A organizadora, Neusa Pinto, escolhe e exibe os filmes e afirma ter muito carinho pelo projeto, que tem três anos.
“Nosso público é pequeno, mas é um público cativo, que valoriza este evento. Procuro escolher filmes que signifiquem alguma coisa para os nossos espectadores, mas estou sempre aberta a palpites. É um espaço bem democrático”, diz.
Os comentários ficam por conta da interação dos espectadores depois do filme, quando é servido um cafezinho. Mas, esporadicamente, um professor da UFF é convidado para discutir o filme.
Legalização pode garantir patrocínios através da participação em editais e convênios

Para institucionalizar um cineclube é preciso fundar uma entidade cultural sem fins lucrativos, eleger sua diretoria, registrá-la no Cartório de Títulos e Documentos, inscrever-se na Receita Federal e na Agência Nacional do Cinema (Ancine). Mas o funcionamento de um cineclube pode acontecer por uma simples decisão coletiva. A legalização apenas permite a participação em editais, convênios e recebimentos de doações.
Algumas iniciativas estão surgindo com o objetivo de incentivar o movimento cineclubista no Brasil. Uma delas é o Cine Mais Cultura, do Ministério da Cultura. Seu objetivo é ampliar a rede de exibição brasileira, por meio de iniciativas não comerciais, entregando equipamento completo de projeção, conteúdo audiovisual em DVD de filmes nacionais (cedido pela Programadora Brasil) e levando oficinas de capacitação cineclubista (coordenadas pelo CNC).
Segundo Frederico Cardoso, coordenador executivo do projeto, o objetivo é capacitar os gestores dos cinemas, que podem ou não se tornar cineclubistas.
“Estamos juntos com este movimento por meio da parceria com o CNC. É interessante levar a prática do cineclube para estes locais, já que é o único modelo não comercial de exibição constante capaz de organizar e integrar mais iniciativas não comerciais ao circuito. Os cineclubes criam relações interpessoais. Desde o realizador, passando pela equipe do cineclube e chegando até o público, envolvendo a todos. Nunca se estabelecem relações frias e isso une a sociedade”, explica.
Um giro pelos cineclubes

Beco do Rato – Acontece todas as quintas-feiras. A sessão começa às 23h30, mas antes tem uma roda de choro com o grupo Recita de Choro, às 20h. O Beco do Rato fica na Rua Morais e Vale, Lapa. A entrada é gratuita.

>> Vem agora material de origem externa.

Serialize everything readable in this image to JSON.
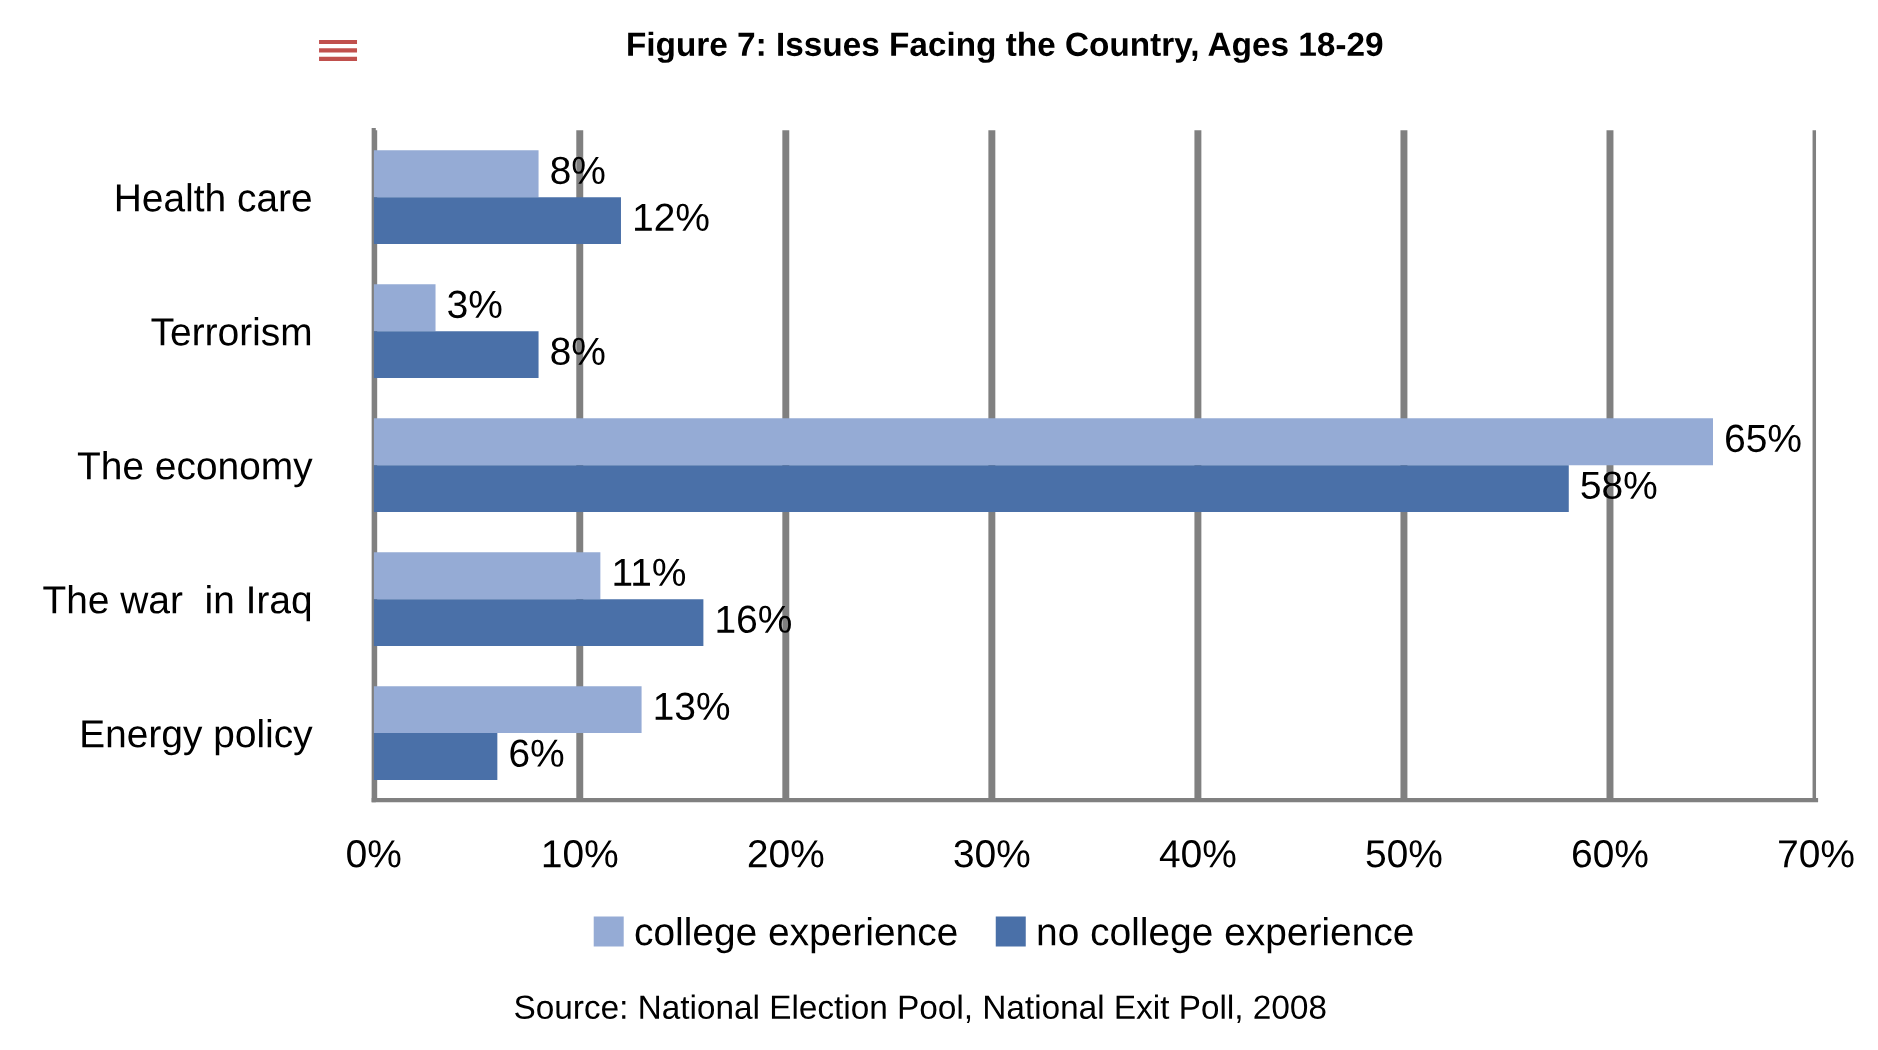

Cineclube Aspi – Sessões mensais na Associação de Professores Inativos da UFF, que fica na Rua Passo da Pátria 19, em São Domingos. A entrada é franca.

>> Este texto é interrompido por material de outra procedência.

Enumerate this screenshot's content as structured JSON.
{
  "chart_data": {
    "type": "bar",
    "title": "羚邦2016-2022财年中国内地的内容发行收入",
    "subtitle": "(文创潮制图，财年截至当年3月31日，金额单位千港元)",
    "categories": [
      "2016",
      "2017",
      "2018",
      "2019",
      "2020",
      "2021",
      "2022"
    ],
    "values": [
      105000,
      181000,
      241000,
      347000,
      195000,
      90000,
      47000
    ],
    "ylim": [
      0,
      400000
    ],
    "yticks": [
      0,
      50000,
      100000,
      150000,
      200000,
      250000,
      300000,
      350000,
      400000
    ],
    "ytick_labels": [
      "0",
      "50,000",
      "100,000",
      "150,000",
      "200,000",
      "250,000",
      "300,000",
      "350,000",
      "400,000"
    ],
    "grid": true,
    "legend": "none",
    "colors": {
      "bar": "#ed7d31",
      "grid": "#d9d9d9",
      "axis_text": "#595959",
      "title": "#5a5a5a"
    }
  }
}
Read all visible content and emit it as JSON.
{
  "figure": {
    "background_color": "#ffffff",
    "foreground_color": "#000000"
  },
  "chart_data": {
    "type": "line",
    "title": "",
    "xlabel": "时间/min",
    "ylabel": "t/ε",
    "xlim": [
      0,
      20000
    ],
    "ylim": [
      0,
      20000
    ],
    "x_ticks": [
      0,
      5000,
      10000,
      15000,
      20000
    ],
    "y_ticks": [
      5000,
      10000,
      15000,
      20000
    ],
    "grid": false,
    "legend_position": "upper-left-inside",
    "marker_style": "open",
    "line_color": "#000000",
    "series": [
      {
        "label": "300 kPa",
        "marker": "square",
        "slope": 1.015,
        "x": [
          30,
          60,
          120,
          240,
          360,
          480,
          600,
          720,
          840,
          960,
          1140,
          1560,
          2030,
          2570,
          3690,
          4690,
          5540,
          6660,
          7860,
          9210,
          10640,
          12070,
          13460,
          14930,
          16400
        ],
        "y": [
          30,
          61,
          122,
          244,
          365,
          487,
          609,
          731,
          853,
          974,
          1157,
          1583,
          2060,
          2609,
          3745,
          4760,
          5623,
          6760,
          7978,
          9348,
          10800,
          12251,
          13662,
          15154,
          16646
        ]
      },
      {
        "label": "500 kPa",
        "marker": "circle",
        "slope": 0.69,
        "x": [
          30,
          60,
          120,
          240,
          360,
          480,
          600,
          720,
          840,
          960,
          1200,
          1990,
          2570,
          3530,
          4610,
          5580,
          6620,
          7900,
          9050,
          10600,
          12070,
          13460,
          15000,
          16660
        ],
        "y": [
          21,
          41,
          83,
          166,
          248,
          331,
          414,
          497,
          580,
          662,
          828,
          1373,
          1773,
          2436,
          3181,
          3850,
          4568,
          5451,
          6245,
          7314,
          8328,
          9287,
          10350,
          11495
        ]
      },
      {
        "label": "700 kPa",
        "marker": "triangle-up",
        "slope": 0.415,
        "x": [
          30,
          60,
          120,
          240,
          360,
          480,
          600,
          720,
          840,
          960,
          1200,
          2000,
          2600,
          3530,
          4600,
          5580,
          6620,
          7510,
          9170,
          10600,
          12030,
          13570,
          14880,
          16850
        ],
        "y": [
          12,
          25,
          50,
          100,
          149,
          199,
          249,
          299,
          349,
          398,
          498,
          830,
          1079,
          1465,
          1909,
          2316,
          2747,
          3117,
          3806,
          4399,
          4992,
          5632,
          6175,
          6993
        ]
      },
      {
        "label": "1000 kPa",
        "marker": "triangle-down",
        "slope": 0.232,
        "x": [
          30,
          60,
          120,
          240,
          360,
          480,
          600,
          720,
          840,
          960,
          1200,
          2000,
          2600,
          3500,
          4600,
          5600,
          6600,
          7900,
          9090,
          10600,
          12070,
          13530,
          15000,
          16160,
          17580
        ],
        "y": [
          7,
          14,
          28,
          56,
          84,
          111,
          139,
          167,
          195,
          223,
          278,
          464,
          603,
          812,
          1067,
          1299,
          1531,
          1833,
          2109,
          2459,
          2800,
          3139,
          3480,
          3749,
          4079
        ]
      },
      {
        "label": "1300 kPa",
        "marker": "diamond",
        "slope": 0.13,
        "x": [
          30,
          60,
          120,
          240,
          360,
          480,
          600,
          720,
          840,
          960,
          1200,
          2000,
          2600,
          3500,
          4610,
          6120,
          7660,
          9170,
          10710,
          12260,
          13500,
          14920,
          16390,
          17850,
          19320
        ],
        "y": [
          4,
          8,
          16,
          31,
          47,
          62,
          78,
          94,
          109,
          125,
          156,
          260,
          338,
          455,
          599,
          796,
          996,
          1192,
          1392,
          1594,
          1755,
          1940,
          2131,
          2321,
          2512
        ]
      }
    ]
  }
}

Cachaça Cineclube – Além de privilegiar curtas-metragens brasileiros, após as sessões promove-se degustação de cachaça e festa com DJs. Acontece, normalmente, na segunda quarta-feira do mês, no cinema Odeon, na Cinelândia. A entrada custa R$ 12.
Cineclube LGBT – Acontece toda última sexta-feira do mês, no cinema Odeon, na Cinelândia. Os filmes são destinados ao público gay e após a exibição acontece uma festa. A entrada custa R$ 12.
Cine Olho – As sessões acontecem mensalmente no MAC, na Boa Viagem, normalmente no último sábado. A entrada é franca.
Cineclube da Escola de Cinema Darcy Ribeiro – Todos os sábados, às 18h. A lista de filmes exibidos é escolhida pelo professor Walter Lima Júnior, e, ao final da sessão, o professor promove um debate. Rua da Alfândega, 5, no Centro do Rio, e a entrada é gratuita.
Cinemaison – As exibições dos clássicos franceses acontecem sempre às segundas-feiras, duas vezes ao mês. A entrada é gratuita, mas para entrar é preciso solicitar o seu cartão de sócio através do formulário de cadastro no site www.cinefrance.com.br. Acontece na Embaixada da França, Avenida Presidente Antonio Carlos, 58, 6° andar, Centro do Rio.